Lorsqu’une étoile arrive en fin de vie, elle commence à épuiser les réserves de carburant qui alimentent sa fournaise interne. Pour certains types d’astres, l’histoire se termine alors en supernova — une gigantesque explosion thermonucléaire qui secoue de larges portions du cosmos et catapulte de la matière dans tous les sens.
La majorité des astronomes s’accordent à dire que le phénomène est extrêmement important dans la dynamique globale de notre univers ; les supernovas sont à l’origine d’une sorte de grand brassage cosmique qui participe directement à la formation des planètes, des astres, et même de tous les êtres vivants ; l’humanité n’existerait probablement pas sans l’influence des supernovas.Pour les chercheurs, il est donc très important de comprendre les tenants et aboutissants de ces mécanismes.
Des phénomènes très importants, mais tout aussi difficiles à observer
Mais pour ce faire, encore faut-il avoir des cobayes à disposition — et le moins que l’on puisse dire, c’est qu’ils ne se bousculent pas au portillon.Les supernovas émettent certes un rayonnement très puissant qui les rend visibles de très loin ; mais ce sont aussi des phénomènes relativement éphémères.
À moins de la prendre sur le fait par hasard, en regardant au bon endroit au bon moment, il est très difficile d’étudier l’explosion en elle-même. Le plus souvent, les astronomes doivent se contenter d’étudier les rémanents, ces poches de poussière et de gaz qui subsistent près de l’étoile après l’incident. Mais cela pourrait bientôt changer grâce à la contribution d’un groupe de chercheurs anglais et français, affiliés aux universités de Liverpool et Montpellier.
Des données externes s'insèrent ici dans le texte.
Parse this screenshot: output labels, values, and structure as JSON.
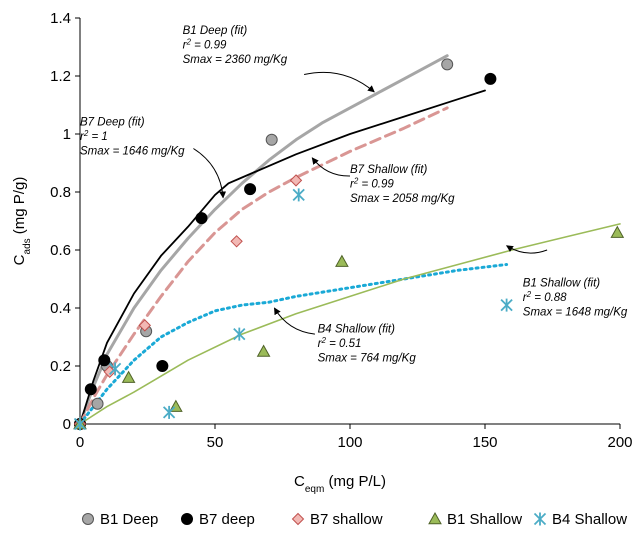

Au fil du temps, les astronomes du monde entier ont remarqué que les étoiles massives avaient tendance à devenir beaucoup moins brillantes à la fin de leur vie. Intuitivement, on pourrait croire qu’il s’agit d’une conséquence du ralentissement des réactions nucléaires, mais ce n’est pas le cas.
Si l’astre devient plus terne, c’est que peu avant l’explosion, il se débarrasse d’une immense masse de gaz et de poussière ; peu avant la supernova, ce matériel forme une sorte de cocon quasiment opaque, d’où la baisse de la luminosité. Reste encore à déterminer la chronologie de ce processus pour pouvoir anticiper des supernovas ; et c’est précisément ce que les chercheurs franco-britanniques ont tâché de faire.
Ces étoiles se cachent pour mourir
Ces derniers ont parcouru des tas d’archives publiées par d’autres chercheurs qui ont observé des étoiles en fin de vie et des rémanents de supernova. À l’aide de différents outils mathématiques, ils ont mis en place un modèle capable de décrire le déclin des étoiles avec une précision inégalée.
Ce modèle leur a permis de conclure que l’explosion devient imminente lorsque ce cocon bloque environ 99 % de la lumière visible et 90 % du rayonnement infrarouge. En effet, toutes les étoiles observées qui présentaient cette caractéristique ont fini en supernova moins d’un an plus tard; lorsqu’une étoile de cette catégorie devient terne, on peut donc y voir une sorte de signal d’alarme.
Ces travaux pourraient donc permettre d’anticiper les supernovas, avec tout ce que cela implique pour la recherche scientifique. « Jusqu’à présent, nous n’avons pu obtenir des observations détaillées des supernova que quelques heures après l’incident », explique Benjamin Davies, auteur principal de l’étude. « Mais avec ce système d’alerte précoce, nous pouvons nous préparer à observer en temps réel, à pointer les meilleurs télescopes sur les astres précurseurs, et les regarder se déchirer devant nos yeux », se réjouit-il.
Bételgeuse a encore de beaux jours devant elle
Pour l’anecdote, ces travaux remettent aussi en question l’avenir de Bételgeuse. Depuis plusieurs années, cette étoile supergéante nargue les astronomes en s’obscurcissant périodiquement ; un comportement qui a parfois été interprété comme un signe avant-coureur d’une supernova. Pour toutes les raisons indiquées plus haut, les chercheurs la scrutent donc en permanence dans l’espoir d’observer l’explosion en direct.
Cette interprétation a toujours été vivement débattue par la communauté scientifique ; aujourd’hui, la plupart des astronomes considèrent qu’elle ne finira probablement pas en supernova avant un certain temps (voir notre article). Et cette interprétation est renforcée par les travaux des chercheurs franco-britanniques ; il serait très étonnant qu’elle détonne dans un futur proche, sachant qu’elle ne présente pas cette perte de masse et de luminosité caractéristique. Les chercheurs vont donc probablement devoir rediriger cette curiosité morbide vers d’autres candidats s’ils veulent observer une supernova en temps réel de leur vivant.